Beltrán se quedó pensativo.

-Me pregunto a veces -murmuró- qué pensará para sus adentros cuando oye el mote de nuestra pequeña.

-Es que no lo oye. ¿No sabéis que Enrique tiene los oídos más acomodadizos de Castilla? No conocen más rival que sus ojos, igualmente empeñados en servirle. Cuando Enrique no quiere escuchar, es sordo; cuando no quiere ver, es ciego.

-¡Si pudiéramos dar con alguna fórmula mágica que hiciera igualmente acomodadizos los ojos y los oídos de quienes lo rodean!

Juana se estremeció fingidamente.

-No me gusta ese importantísimo marqués. Demasiadas ideas dan vueltas en esa orgullosa cabeza.

Beltrán hizo un lento gesto afirmativo.

-He visto una expresión alarmante en sus ojos cuando los posa en el pequeño Alfonso y en su hermana.

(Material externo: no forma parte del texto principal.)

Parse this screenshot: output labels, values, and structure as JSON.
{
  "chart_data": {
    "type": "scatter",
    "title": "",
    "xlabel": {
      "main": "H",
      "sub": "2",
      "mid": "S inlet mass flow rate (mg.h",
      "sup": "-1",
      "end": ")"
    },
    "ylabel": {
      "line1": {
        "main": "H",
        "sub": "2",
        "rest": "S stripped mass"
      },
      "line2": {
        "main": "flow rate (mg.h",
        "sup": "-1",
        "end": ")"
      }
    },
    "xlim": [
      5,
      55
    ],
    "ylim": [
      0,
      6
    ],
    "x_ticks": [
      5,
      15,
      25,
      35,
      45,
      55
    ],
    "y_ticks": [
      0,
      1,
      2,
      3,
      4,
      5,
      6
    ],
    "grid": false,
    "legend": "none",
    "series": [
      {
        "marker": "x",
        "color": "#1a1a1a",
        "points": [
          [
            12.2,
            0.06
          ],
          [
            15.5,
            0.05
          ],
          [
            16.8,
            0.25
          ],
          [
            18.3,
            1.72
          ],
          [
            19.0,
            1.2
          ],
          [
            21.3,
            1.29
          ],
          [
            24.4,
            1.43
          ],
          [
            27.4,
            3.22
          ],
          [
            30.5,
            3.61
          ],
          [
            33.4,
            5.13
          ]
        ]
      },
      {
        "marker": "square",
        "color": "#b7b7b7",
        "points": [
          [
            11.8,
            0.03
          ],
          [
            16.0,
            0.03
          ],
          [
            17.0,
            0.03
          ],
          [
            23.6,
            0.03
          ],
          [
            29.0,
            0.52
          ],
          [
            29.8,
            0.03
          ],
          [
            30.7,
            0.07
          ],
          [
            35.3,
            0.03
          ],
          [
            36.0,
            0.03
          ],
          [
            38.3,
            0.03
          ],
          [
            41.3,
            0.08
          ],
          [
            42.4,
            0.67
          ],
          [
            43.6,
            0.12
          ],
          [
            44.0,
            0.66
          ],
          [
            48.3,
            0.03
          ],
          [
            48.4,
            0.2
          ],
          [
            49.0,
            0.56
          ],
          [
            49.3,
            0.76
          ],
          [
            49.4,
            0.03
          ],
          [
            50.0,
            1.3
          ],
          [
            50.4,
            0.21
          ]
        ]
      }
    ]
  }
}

-¡Oh, esos niños! Y especialmente Isabel. Me temo que los años pasados en Arévalo bajo la extravagante y piadosa tutela de esa madre loca hayan dañado mucho el carácter de la niña.

-Casi se la puede oír murmurar: «Seré una santa entre las mujeres».

-Si eso fuera todo, Beltrán, yo se lo perdonaría. Pero creo que lo que murmura es: < Seré una santa entre las... reinas.»

-Alfonso es, sin embargo, el peligro principal.

-Sí, pero me gustaría que esos dos desaparecieran de la corte. La reina viuda ya no está. ¡Qué bendición, no tener ya que verla! Ojalá se quede mucho tiempo en Arévalo.

-Oí comentar que ha caído en una profunda melancolía y que está resignada a dejar a sus hijos en la corte.

-Pues que se quede allá.

-Os gustaría desterrar a Alfonso e Isabel a Arévalo, con ella.

-Y más lejos aun. Tengo un plan... para Isabel.

-Mi astuta reina -susurró Beltrán. Juana, riendo, apoyó los labios en los de él.